HA is often used in treatment for eye surgery and arthritis, among other things, due to its other roles in the cell. Cosmetically, it is normally used as a filler. That is you would get an injection of HA directly under your skin. In this form, it definitely helps to smooth wrinkles: it will plump up the skin by adding volume and promote collagen synthesis and normal skin function. But as we have seen, our stores need to be replenished so any injection will only work as an ongoing treatment.

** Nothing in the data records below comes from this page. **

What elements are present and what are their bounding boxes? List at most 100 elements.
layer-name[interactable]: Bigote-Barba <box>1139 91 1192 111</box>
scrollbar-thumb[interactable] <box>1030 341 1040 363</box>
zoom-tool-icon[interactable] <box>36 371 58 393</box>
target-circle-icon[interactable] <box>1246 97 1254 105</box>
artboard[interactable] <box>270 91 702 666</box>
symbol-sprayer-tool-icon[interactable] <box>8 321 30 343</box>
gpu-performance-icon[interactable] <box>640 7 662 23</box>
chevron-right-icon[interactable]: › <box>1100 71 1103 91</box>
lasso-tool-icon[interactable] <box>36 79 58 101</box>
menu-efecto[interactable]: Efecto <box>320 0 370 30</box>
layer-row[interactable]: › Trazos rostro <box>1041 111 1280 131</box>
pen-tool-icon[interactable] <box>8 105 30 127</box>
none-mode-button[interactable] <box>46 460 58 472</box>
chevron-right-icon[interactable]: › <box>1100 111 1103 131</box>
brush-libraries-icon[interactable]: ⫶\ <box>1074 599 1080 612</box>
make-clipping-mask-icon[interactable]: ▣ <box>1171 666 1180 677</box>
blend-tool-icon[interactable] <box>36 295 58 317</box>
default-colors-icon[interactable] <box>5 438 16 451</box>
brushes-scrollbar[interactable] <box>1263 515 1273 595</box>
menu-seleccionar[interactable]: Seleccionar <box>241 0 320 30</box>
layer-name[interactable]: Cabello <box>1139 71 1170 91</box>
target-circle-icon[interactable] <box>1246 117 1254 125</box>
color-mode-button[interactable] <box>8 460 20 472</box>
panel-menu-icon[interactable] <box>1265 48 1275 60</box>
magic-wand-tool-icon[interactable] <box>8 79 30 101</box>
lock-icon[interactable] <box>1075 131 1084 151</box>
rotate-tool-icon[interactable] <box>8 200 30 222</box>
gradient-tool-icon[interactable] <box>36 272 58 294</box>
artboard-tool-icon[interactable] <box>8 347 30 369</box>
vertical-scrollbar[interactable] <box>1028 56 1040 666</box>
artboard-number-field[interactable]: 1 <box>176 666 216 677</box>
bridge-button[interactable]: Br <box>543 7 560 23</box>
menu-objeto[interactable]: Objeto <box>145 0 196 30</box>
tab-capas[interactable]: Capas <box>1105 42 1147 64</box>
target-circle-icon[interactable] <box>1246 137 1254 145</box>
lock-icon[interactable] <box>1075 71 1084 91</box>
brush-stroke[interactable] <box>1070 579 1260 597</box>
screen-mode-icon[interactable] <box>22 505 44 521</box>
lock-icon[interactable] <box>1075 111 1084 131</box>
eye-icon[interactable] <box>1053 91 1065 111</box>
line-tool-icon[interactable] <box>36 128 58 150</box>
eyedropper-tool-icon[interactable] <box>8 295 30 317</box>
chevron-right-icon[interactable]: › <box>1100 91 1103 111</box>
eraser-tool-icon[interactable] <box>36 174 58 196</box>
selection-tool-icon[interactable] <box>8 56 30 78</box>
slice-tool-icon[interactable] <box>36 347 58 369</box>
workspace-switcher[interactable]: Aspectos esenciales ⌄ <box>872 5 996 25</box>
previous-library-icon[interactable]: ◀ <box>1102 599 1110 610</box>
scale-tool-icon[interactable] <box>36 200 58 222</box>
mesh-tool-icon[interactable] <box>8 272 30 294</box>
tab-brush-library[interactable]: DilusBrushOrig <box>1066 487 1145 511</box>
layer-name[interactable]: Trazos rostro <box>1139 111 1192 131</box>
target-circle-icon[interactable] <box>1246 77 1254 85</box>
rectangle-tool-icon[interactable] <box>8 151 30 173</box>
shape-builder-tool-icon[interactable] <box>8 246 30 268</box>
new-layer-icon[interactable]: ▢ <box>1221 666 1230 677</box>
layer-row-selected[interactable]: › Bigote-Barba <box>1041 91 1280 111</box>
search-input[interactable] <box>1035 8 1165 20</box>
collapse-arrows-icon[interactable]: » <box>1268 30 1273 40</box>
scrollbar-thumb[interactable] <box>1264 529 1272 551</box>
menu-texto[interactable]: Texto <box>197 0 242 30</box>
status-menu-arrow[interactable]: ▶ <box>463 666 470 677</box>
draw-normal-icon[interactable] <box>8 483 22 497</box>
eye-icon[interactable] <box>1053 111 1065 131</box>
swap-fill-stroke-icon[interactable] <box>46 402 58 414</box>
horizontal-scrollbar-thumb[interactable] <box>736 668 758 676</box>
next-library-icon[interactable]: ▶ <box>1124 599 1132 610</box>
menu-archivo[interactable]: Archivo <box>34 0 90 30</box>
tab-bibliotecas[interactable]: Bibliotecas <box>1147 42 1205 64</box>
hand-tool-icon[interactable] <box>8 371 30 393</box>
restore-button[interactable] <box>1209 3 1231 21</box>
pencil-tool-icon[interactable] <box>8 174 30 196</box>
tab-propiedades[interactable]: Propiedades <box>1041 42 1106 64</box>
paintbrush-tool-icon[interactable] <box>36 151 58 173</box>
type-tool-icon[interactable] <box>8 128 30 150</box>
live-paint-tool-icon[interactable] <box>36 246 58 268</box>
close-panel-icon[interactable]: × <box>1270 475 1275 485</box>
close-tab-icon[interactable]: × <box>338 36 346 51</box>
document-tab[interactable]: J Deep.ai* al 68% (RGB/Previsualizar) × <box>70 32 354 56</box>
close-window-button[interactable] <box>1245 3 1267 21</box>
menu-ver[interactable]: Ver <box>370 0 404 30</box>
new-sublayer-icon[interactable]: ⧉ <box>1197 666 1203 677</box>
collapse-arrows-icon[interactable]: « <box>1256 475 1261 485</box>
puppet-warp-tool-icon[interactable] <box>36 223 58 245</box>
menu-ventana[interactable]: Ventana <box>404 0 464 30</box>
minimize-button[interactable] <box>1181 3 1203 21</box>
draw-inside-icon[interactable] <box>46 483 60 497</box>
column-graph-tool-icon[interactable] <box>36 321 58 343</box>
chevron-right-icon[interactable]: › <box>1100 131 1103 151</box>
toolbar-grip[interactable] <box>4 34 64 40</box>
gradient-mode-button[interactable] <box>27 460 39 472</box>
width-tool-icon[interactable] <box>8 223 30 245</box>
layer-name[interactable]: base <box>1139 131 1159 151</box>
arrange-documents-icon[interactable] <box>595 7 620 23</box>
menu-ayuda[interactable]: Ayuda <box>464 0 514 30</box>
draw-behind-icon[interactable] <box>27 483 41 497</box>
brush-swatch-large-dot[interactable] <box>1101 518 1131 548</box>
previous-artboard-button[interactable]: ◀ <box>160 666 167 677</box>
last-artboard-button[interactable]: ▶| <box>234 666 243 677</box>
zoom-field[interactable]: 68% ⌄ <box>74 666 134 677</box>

How would it work in a cream?
Right ladies, this is where it gets difficult. As we have seen, a high diet content or direct injections are one thing (and have research to prove they are of value), but what of slapping it directly on your skin? The problem here is that your skin isn’t just going to absorb anything you put on it and even if it did, it’s unlikely to absorb enough to really make a difference. I know this might be depressing but a lot of face creams don’t usually have a high enough concentration of these miracle products. The fact of the matter is, any cream which contains any kind protein will, at least for the day, make your skin feel tighter. This is because proteins are formed of long chains of molecules. In your cream, these proteins are all floppy and hydrated but when you apply them to the skin, they become rigid due to drying out. This will make you feel like your skin is tightening but as soon as you wash it off, it probably won’t have penetrated your skin. It is also possible they are simply too big to pass through your skin. Although there is some budding research into smaller molecular versions of HA that might penetrate your skin, it is still in early stages and doubtfully what you fill find at the bottom of your face cream.
So what’s the verdict?
Personally, I wouldn’t splurge on expensive anti-wrinkles creams because they say they contain hyaluronic acid. Not just yet anyway. It’s possible that in the future, the lab minions will find a way for it to penetrate your skin properly, but I wouldn’t hold your breath. Simple hydration does the trick I think, from the inside with plenty of water and outside (obviously I’m not saying all face cream is pointless,I believe hydration is key to healthy skin!).